Collage or digital collage?
(Above: Evelyne Chevallier, Rock Solid, 2016, digital collage)
All digital elements are virtual. The sources of digital elements are infinitely diverse (they may be entirely computer generated, or digital photographs, or bits of other digital images, or scans, etc.), but we are always left with pixels on a screen or tiny ink blobs on a medium such as paper if a digital collage is to become a viewable image. Sets of pixels or tiny ink blobs that we mentally process and understand as physical elements (images of things or swaths of color or texture) are not in reality more than sets of pixels or tiny ink blobs. They become understandable as things because our brains insist on processing them that way; if our brains didn't do that, we'd be unable to understand images of any kind. The digital–analog divide is real and important. A digital collage is an artwork that imitates collage.
The elements in a digital collage are realized and stuck together more by our brains than in reality, but we seem comfortable with the analogy, willing to accept the idea that the digital elements could have been printed out individually and stuck together in real space (or at least laid over one another) as they appear to have been in a digitally created scene. Thus, there is a fundamental difference between collage and digital collage, albeit one we find easy to ignore. Nevertheless, it seems very important to point out that difference when we talk about collage. Collage is non-digital by tradition and precedent, so I recommend using “collage” as the default. Let’s abandon descriptions that seek to distinguish the two in other ways like “analog collage,” “handmade collage,” and “hand-cut collage.” All collage is analog and handmade—unless it’s digital.
Found or made elements?
Are the elements in a collage found or artist-made? If artist made, how are they made? Does it matter? Stylistically, yes. Just as a collage of cut elements is stylistically distinguishable in important ways from one made of torn elements, a collage made of found paper elements has a very different feel from one made from artist-created elements, but these are stylistic differences. Expressions like “found paper collage” or “monotype collage,” or “artist-painted paper collage,” while useful, are terms that highlight how the elements in a collage are made, not how they come together. They give us information ancillary to the essential characteristics of collage: stuck-togetherness and two-dimensionality.

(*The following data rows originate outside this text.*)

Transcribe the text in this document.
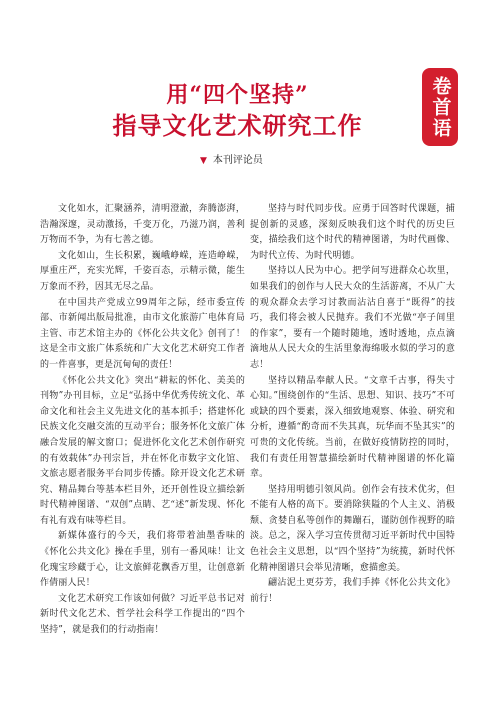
用“四个坚持”
指导文化艺术研究工作
▼ 本刊评论员
卷首语

文化如水，汇聚涵养，清明澄澈，奔腾澎湃，浩瀚深邃，灵动激扬，千变万化，乃滋乃润，善利万物而不争，为有七善之德。

文化如山，生长积累，巍峨峥嵘，连造峥嵘，厚重庄严，充实光辉，千姿百态，示精示微，能生万象而不矜，因其无尽之品。

在中国共产党成立99周年之际，经市委宣传部、市新闻出版局批准，由市文化旅游广电体育局主管、市艺术馆主办的《怀化公共文化》创刊了！这是全市文旅广体系统和广大文化艺术研究工作者的一件喜事，更是沉甸甸的责任！

《怀化公共文化》突出“耕耘的怀化、美美的刊物”办刊目标，立足“弘扬中华优秀传统文化、革命文化和社会主义先进文化的基本抓手；搭建怀化民族文化交融交流的互动平台；服务怀化文旅广体融合发展的解文窗口；促进怀化文化艺术创作研究的有效载体”办刊宗旨，并在怀化市数字文化馆、文旅志愿者服务平台同步传播。除开设文化艺术研究、精品舞台等基本栏目外，还开创性设立描绘新时代精神图谱、“双创”点睛、艺“述”新发现、怀化有礼有戏有味等栏目。

新媒体盛行的今天，我们将带着油墨香味的《怀化公共文化》操在手里，别有一番风味！让文化瑰宝珍藏于心，让文旅鲜花飘香万里，让创意新作倩丽人民！

文化艺术研究工作该如何做？习近平总书记对新时代文化艺术、哲学社会科学工作提出的“四个坚持”，就是我们的行动指南！

坚持与时代同步伐。应勇于回答时代课题，捕捉创新的灵感，深刻反映我们这个时代的历史巨变，描绘我们这个时代的精神图谱，为时代画像、为时代立传、为时代明德。

坚持以人民为中心。把学问写进群众心坎里，如果我们的创作与人民大众的生活游离，不从广大的观众群众去学习讨教而沾沾自喜于“既得”的技巧，我们将会被人民抛弃。我们不光做“亭子间里的作家”，要有一个随时随地，透时透地，点点滴滴地从人民大众的生活里象海绵吸水似的学习的意志！

坚持以精品奉献人民。“文章千古事，得失寸心知。”围绕创作的“生活、思想、知识、技巧”不可或缺的四个要素，深入细致地观察、体验、研究和分析，遵循“酌奇而不失其真，玩华而不坠其实”的可贵的文化传统。当前，在做好疫情防控的同时，我们有责任用智慧描绘新时代精神图谱的怀化篇章。

坚持用明德引领风尚。创作会有技术优劣，但不能有人格的高下。要消除狭隘的个人主义、消极颓、贪婪自私等创作的舞蹦石，谨防创作视野的暗淡。总之，深入学习宣传贯彻习近平新时代中国特色社会主义思想，以“四个坚持”为统揽，新时代怀化精神图谱只会举见清晰，愈描愈美。

翩沾泥土更芬芳，我们手捧《怀化公共文化》前行！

(Above: Untitled 8-4, Daniel Anselmi, 2016, artist-painted paper, found paper, collage)
A non-problem?
So, it seems to me that talking about collage shouldn’t be more difficult than talking about any other kind of art once we clearly define “collage.” A collage is an essentially two-dimensional, non-digital artwork made of two or more essentially flat elements stuck together somehow. A digital collage is a digital artwork analogous to a traditional collage. All else is description of materials or process, and we already have a rich, widely accepted and therefore useful vocabulary for describing artist’s materials and processes.